++Jane Meyer's writing documented how the Bush administration went ,in Dick Cheney's word, to the "dark side." In the latest issue of the New Yorker, she writes about "The Real Torture Patriots".
++Her basic point was that President Obama missed an opportunity to send a strong message to the C.I.A. about the past and that he tried to play the issue of the release of the Torture report both ways. Meyer argues that he and Brennen wanted to "save the building",implying career officers could not take hard criticism and so he referred to them as "American patriots" when he should have mentioned people within the last Administration who tried to prevent such practices.
++I can think of William Howard Taft IV at the State Department who openly opposed the torture memos of Yoo. The Military Advocate General opposed torture.
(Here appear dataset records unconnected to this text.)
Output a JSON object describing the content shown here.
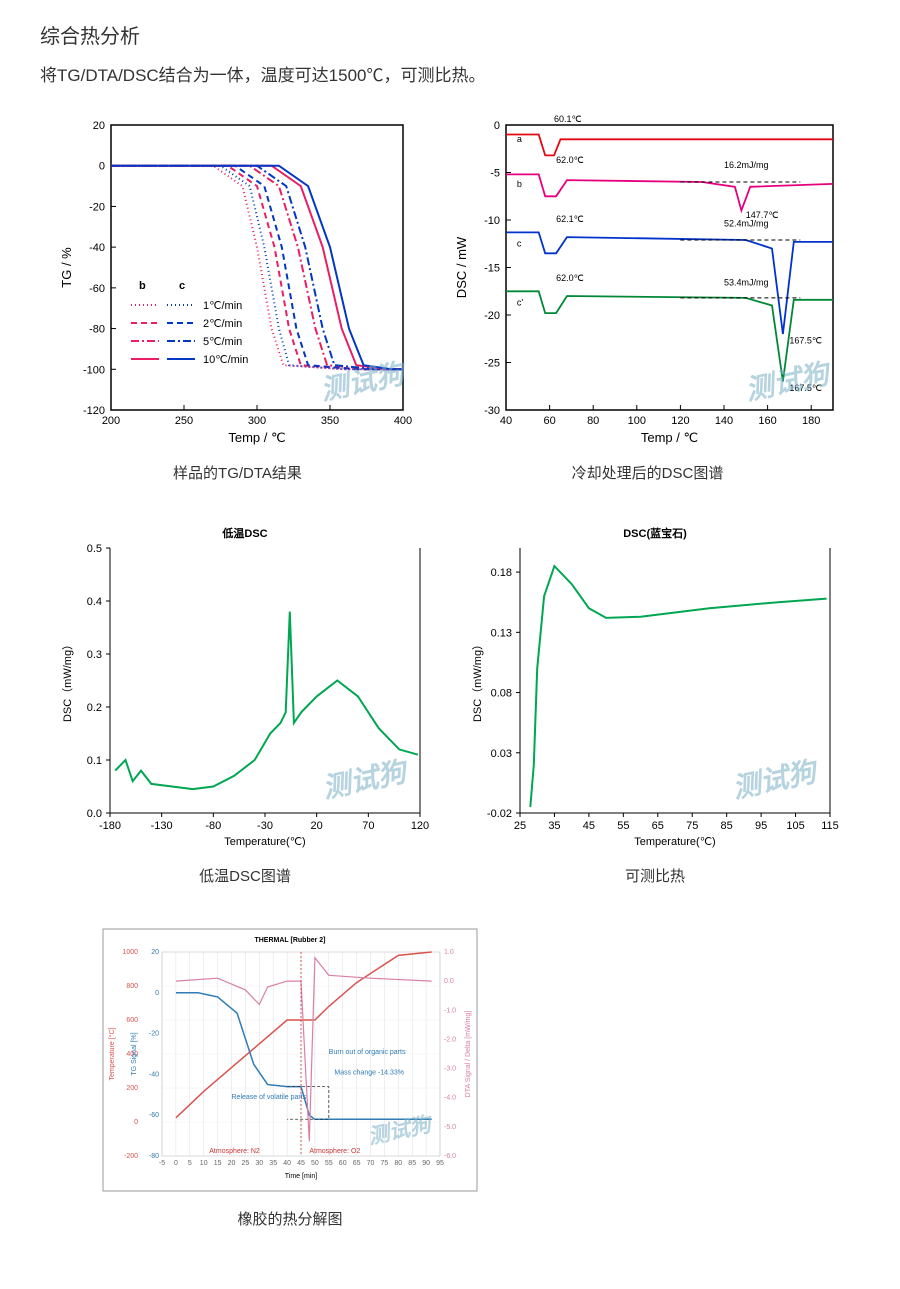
{
  "header": {
    "title": "综合热分析",
    "subtitle": "将TG/DTA/DSC结合为一体，温度可达1500℃，可测比热。"
  },
  "watermark_text": "测试狗",
  "chart1": {
    "caption": "样品的TG/DTA结果",
    "xlabel": "Temp  /  ℃",
    "ylabel": "TG  /  %",
    "xlim": [
      200,
      400
    ],
    "xtick_step": 50,
    "ylim": [
      -120,
      20
    ],
    "ytick_step": 20,
    "legend_header_b": "b",
    "legend_header_c": "c",
    "legend_rates": [
      "1℃/min",
      "2℃/min",
      "5℃/min",
      "10℃/min"
    ],
    "legend_styles_b": [
      "dotted",
      "dashed",
      "dashdot",
      "solid"
    ],
    "color_b": "#e91e63",
    "color_c": "#0037c5",
    "border_color": "#000",
    "series": {
      "b_dotted": [
        [
          200,
          0
        ],
        [
          270,
          0
        ],
        [
          290,
          -10
        ],
        [
          300,
          -40
        ],
        [
          310,
          -80
        ],
        [
          318,
          -98
        ],
        [
          360,
          -100
        ],
        [
          400,
          -100
        ]
      ],
      "b_dashed": [
        [
          200,
          0
        ],
        [
          280,
          0
        ],
        [
          300,
          -10
        ],
        [
          312,
          -40
        ],
        [
          322,
          -80
        ],
        [
          330,
          -98
        ],
        [
          370,
          -100
        ],
        [
          400,
          -100
        ]
      ],
      "b_dashdot": [
        [
          200,
          0
        ],
        [
          295,
          0
        ],
        [
          315,
          -10
        ],
        [
          328,
          -40
        ],
        [
          340,
          -80
        ],
        [
          348,
          -98
        ],
        [
          380,
          -100
        ],
        [
          400,
          -100
        ]
      ],
      "b_solid": [
        [
          200,
          0
        ],
        [
          310,
          0
        ],
        [
          330,
          -10
        ],
        [
          345,
          -40
        ],
        [
          358,
          -80
        ],
        [
          368,
          -98
        ],
        [
          390,
          -100
        ],
        [
          400,
          -100
        ]
      ],
      "c_dotted": [
        [
          200,
          0
        ],
        [
          275,
          0
        ],
        [
          295,
          -10
        ],
        [
          305,
          -40
        ],
        [
          315,
          -80
        ],
        [
          322,
          -98
        ],
        [
          360,
          -100
        ],
        [
          400,
          -100
        ]
      ],
      "c_dashed": [
        [
          200,
          0
        ],
        [
          285,
          0
        ],
        [
          305,
          -10
        ],
        [
          317,
          -40
        ],
        [
          327,
          -80
        ],
        [
          335,
          -98
        ],
        [
          370,
          -100
        ],
        [
          400,
          -100
        ]
      ],
      "c_dashdot": [
        [
          200,
          0
        ],
        [
          300,
          0
        ],
        [
          320,
          -10
        ],
        [
          333,
          -40
        ],
        [
          345,
          -80
        ],
        [
          353,
          -98
        ],
        [
          382,
          -100
        ],
        [
          400,
          -100
        ]
      ],
      "c_solid": [
        [
          200,
          0
        ],
        [
          315,
          0
        ],
        [
          335,
          -10
        ],
        [
          350,
          -40
        ],
        [
          363,
          -80
        ],
        [
          373,
          -98
        ],
        [
          392,
          -100
        ],
        [
          400,
          -100
        ]
      ]
    }
  },
  "chart2": {
    "caption": "冷却处理后的DSC图谱",
    "xlabel": "Temp  /  ℃",
    "ylabel": "DSC  /  mW",
    "xlim": [
      40,
      190
    ],
    "xticks": [
      40,
      60,
      80,
      100,
      120,
      140,
      160,
      180
    ],
    "ylim": [
      -30,
      0
    ],
    "ytick_step": 5,
    "annotations": {
      "a_label": "a",
      "a_temp": "60.1℃",
      "b_label": "b",
      "b_temp": "62.0℃",
      "b_energy": "16.2mJ/mg",
      "b_peak": "147.7℃",
      "c_label": "c",
      "c_temp": "62.1℃",
      "c_energy": "52.4mJ/mg",
      "cp_label": "c'",
      "cp_temp": "62.0℃",
      "cp_energy": "53.4mJ/mg",
      "right_peak1": "167.5℃",
      "right_peak2": "167.5℃"
    },
    "colors": {
      "a": "#e30613",
      "b": "#e6007e",
      "c": "#0033cc",
      "cp": "#008837"
    },
    "series": {
      "a": [
        [
          40,
          -1
        ],
        [
          55,
          -1
        ],
        [
          58,
          -3.2
        ],
        [
          62,
          -3.2
        ],
        [
          65,
          -1.5
        ],
        [
          190,
          -1.5
        ]
      ],
      "b": [
        [
          40,
          -5.2
        ],
        [
          55,
          -5.2
        ],
        [
          58,
          -7.5
        ],
        [
          63,
          -7.5
        ],
        [
          68,
          -5.8
        ],
        [
          130,
          -6
        ],
        [
          145,
          -6.5
        ],
        [
          148,
          -9
        ],
        [
          152,
          -6.5
        ],
        [
          190,
          -6.2
        ]
      ],
      "c": [
        [
          40,
          -11.3
        ],
        [
          55,
          -11.3
        ],
        [
          58,
          -13.5
        ],
        [
          63,
          -13.5
        ],
        [
          68,
          -11.8
        ],
        [
          150,
          -12.1
        ],
        [
          162,
          -13
        ],
        [
          167,
          -22
        ],
        [
          172,
          -12.3
        ],
        [
          190,
          -12.3
        ]
      ],
      "cp": [
        [
          40,
          -17.5
        ],
        [
          55,
          -17.5
        ],
        [
          58,
          -19.8
        ],
        [
          63,
          -19.8
        ],
        [
          68,
          -18
        ],
        [
          150,
          -18.2
        ],
        [
          162,
          -19
        ],
        [
          167,
          -27
        ],
        [
          172,
          -18.4
        ],
        [
          190,
          -18.4
        ]
      ]
    }
  },
  "chart3": {
    "caption": "低温DSC图谱",
    "title": "低温DSC",
    "xlabel": "Temperature(℃)",
    "ylabel": "DSC（mW/mg）",
    "xlim": [
      -180,
      120
    ],
    "xtick_step": 50,
    "ylim": [
      0,
      0.5
    ],
    "ytick_step": 0.1,
    "line_color": "#00a651",
    "series": [
      [
        -175,
        0.08
      ],
      [
        -165,
        0.1
      ],
      [
        -158,
        0.06
      ],
      [
        -150,
        0.08
      ],
      [
        -140,
        0.055
      ],
      [
        -120,
        0.05
      ],
      [
        -100,
        0.045
      ],
      [
        -80,
        0.05
      ],
      [
        -60,
        0.07
      ],
      [
        -40,
        0.1
      ],
      [
        -25,
        0.15
      ],
      [
        -15,
        0.17
      ],
      [
        -10,
        0.19
      ],
      [
        -6,
        0.38
      ],
      [
        -2,
        0.17
      ],
      [
        5,
        0.19
      ],
      [
        20,
        0.22
      ],
      [
        40,
        0.25
      ],
      [
        60,
        0.22
      ],
      [
        80,
        0.16
      ],
      [
        100,
        0.12
      ],
      [
        118,
        0.11
      ]
    ]
  },
  "chart4": {
    "caption": "可测比热",
    "title": "DSC(蓝宝石)",
    "xlabel": "Temperature(℃)",
    "ylabel": "DSC（mW/mg）",
    "xlim": [
      25,
      115
    ],
    "xtick_step": 10,
    "ylim": [
      -0.02,
      0.2
    ],
    "yticks": [
      -0.02,
      0.03,
      0.08,
      0.13,
      0.18
    ],
    "line_color": "#00a651",
    "series": [
      [
        28,
        -0.015
      ],
      [
        29,
        0.02
      ],
      [
        30,
        0.1
      ],
      [
        32,
        0.16
      ],
      [
        35,
        0.185
      ],
      [
        40,
        0.17
      ],
      [
        45,
        0.15
      ],
      [
        50,
        0.142
      ],
      [
        60,
        0.143
      ],
      [
        80,
        0.15
      ],
      [
        100,
        0.155
      ],
      [
        114,
        0.158
      ]
    ]
  },
  "chart5": {
    "caption": "橡胶的热分解图",
    "box_title": "THERMAL [Rubber 2]",
    "xlabel": "Time  [min]",
    "ylabel_left1": "Temperature [°C]",
    "ylabel_left2": "TG Signal [%]",
    "ylabel_right": "DTA Signal / Delta [mW/mg]",
    "annotations": {
      "release": "Release of volatile parts",
      "burnout": "Burn out of organic parts",
      "mass_change": "Mass change\n-14.33%",
      "atm_n2": "Atmosphere: N2",
      "atm_o2": "Atmosphere: O2"
    },
    "colors": {
      "temp": "#d9534f",
      "tg": "#2e7bb5",
      "dta": "#d97fa6"
    },
    "xlim": [
      -5,
      95
    ],
    "xtick_step": 5,
    "left1_range": [
      -200,
      1000
    ],
    "left1_step": 200,
    "left2_range": [
      -80,
      20
    ],
    "left2_step": 20,
    "right_range": [
      -6,
      1
    ],
    "right_step": 1,
    "series": {
      "temp": [
        [
          0,
          25
        ],
        [
          10,
          180
        ],
        [
          20,
          320
        ],
        [
          30,
          460
        ],
        [
          40,
          600
        ],
        [
          45,
          600
        ],
        [
          50,
          600
        ],
        [
          55,
          680
        ],
        [
          65,
          820
        ],
        [
          80,
          980
        ],
        [
          92,
          1000
        ]
      ],
      "tg": [
        [
          0,
          0
        ],
        [
          8,
          0
        ],
        [
          15,
          -2
        ],
        [
          22,
          -10
        ],
        [
          28,
          -35
        ],
        [
          33,
          -45
        ],
        [
          40,
          -46
        ],
        [
          45,
          -46
        ],
        [
          48,
          -60
        ],
        [
          50,
          -62
        ],
        [
          55,
          -62
        ],
        [
          92,
          -62
        ]
      ],
      "dta": [
        [
          0,
          0
        ],
        [
          15,
          0.1
        ],
        [
          25,
          -0.3
        ],
        [
          30,
          -0.8
        ],
        [
          33,
          -0.2
        ],
        [
          40,
          0
        ],
        [
          45,
          0
        ],
        [
          48,
          -5.5
        ],
        [
          50,
          0.8
        ],
        [
          55,
          0.2
        ],
        [
          70,
          0.1
        ],
        [
          92,
          0
        ]
      ]
    }
  }
}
Meyer cites Ali Soufan,an FBI interrogator who served as a whistleblower to the harsh interrogations and showed they were useless for intelligence. Bush appointee Alberto Moira,the former General Counsel for the US Navy, risked his job by protesting loudly.
++Meyer recalls that internal resistance to torture was so loud and persistent that John Helgerson, the CIA's Inspector General,conducted a serious and influential investigation that led the Justice Department to ask the Agency to suspend the program until it could be reconciled with the law. Eventually, the Supreme Court stopped it.
++Sadly,even after Ronald Reagan ratified the Torture Convention, the issue has now become so politicized that torture defines you politically.